Once the procession reached the bridge everyone started shouting, cheering and pointing to my left. I could swear someone shouted, “bat-signal!” Tired, wet and with pain in my back, I was ready for everything, even seeing Batman himself. I turned around and saw a huge “99%”projected on a Verizon building to the left of the bridge. “Now that’s a bat signal!” someone commented. “Don’t be afraid” it read, then it changed to “We are unstoppable, another world is possible,” Crowd exploded in a frenzy of excitement. Reading the projected words I cursed my camera for running out of batteries, and thought of New Zealand.

New Zealand is likely to get John Key for another term, meaning more “business friendly” policies.

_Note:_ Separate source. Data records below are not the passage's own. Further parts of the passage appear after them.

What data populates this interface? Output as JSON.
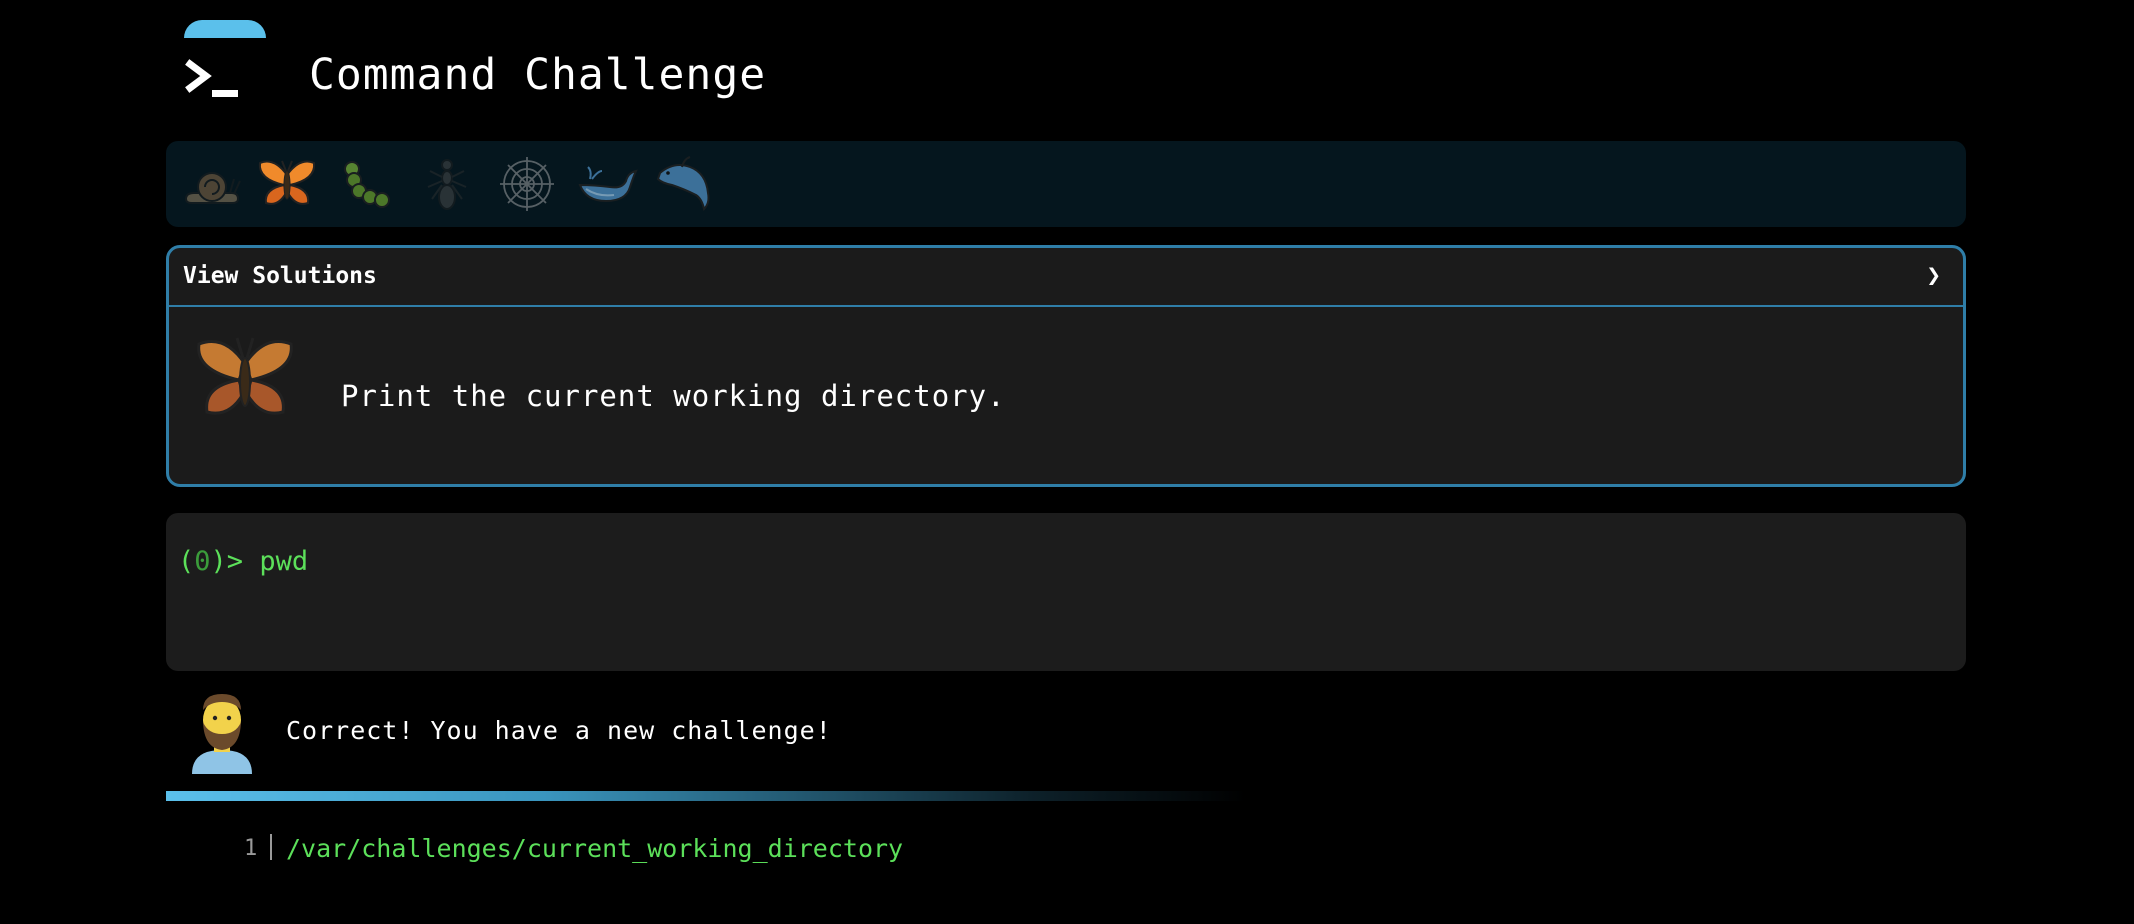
{
  "header": {
    "title": "Command Challenge",
    "logo_icon": "terminal-prompt-icon",
    "accent": "#5bc0eb"
  },
  "levels": {
    "items": [
      {
        "name": "snail",
        "icon": "snail-icon"
      },
      {
        "name": "butterfly",
        "icon": "butterfly-icon",
        "active": true
      },
      {
        "name": "caterpillar",
        "icon": "caterpillar-icon"
      },
      {
        "name": "ant",
        "icon": "ant-icon"
      },
      {
        "name": "spider-web",
        "icon": "spider-web-icon"
      },
      {
        "name": "whale",
        "icon": "whale-icon"
      },
      {
        "name": "dolphin",
        "icon": "dolphin-icon"
      }
    ]
  },
  "challenge": {
    "solutions_label": "View Solutions",
    "chevron": "❯",
    "icon": "butterfly-icon",
    "description": "Print the current working directory."
  },
  "terminal": {
    "prompt_open": "(",
    "prompt_count": "0",
    "prompt_close": ")> ",
    "command": "pwd"
  },
  "feedback": {
    "avatar_icon": "bearded-man-icon",
    "message": "Correct! You have a new challenge!"
  },
  "output": {
    "line_number": "1",
    "text": "/var/challenges/current_working_directory"
  },
  "colors": {
    "border": "#2f7ea8",
    "prompt": "#5ce05a",
    "panel_bg": "#1b1b1b",
    "levels_bg": "#05161e"
  }
}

While here in the US people are exposing the cracks in the system and rebelling against neo-liberal capitalism that has brought misery to so many, New Zealand is preparing for another term with the right. Despite warnings from the likes of professor John Farrar, co-director of the New Zealand Governance Centre at the University of Auckland’s Business School, who said that the government’s privatisation strategies are caught in a time warp and that strategies based on ‘Washington Consensus’ need to be updated, Key is leading NZ down the “business as usual” path.

While the masses demonstrate in this Mecca of capitalism against deregulation, calling for the restructuring of American economy, John Key talks about selling off state assets and cutting public spending. At the time when public services are already struggling and thousands of jobs have been lost, one would expect the government to be more cautious, and not follow the ideologies that might fail as they have in other countries. Who knows, maybe John Key knows better than Professor Farrar, John Stiglitz, Jeffry Sachs and numerous other academics around the world, after all they could secretly be communist!

Last projection I remember seeing on the Verizon building read “Occupy Earth.”

As somebody said, this is a marathon, not a hundred meter race. Protesters’ tents are out of Zuccotti, but the movement isn’t dead, on the contrary. Not here, not in New Zealand, not in Egypt. Today OWS protested outside the Egyptian Consulate in solidarity with Egyptians fighting the military interim government. The similar actions are planed in San Francisco and other towns. I remember a sign held on Canal St last Wednesday, “You cannot evict an idea whose time has come”.

-Emir Hodzic, an Aucklander participating in OWS. All photos by Emir.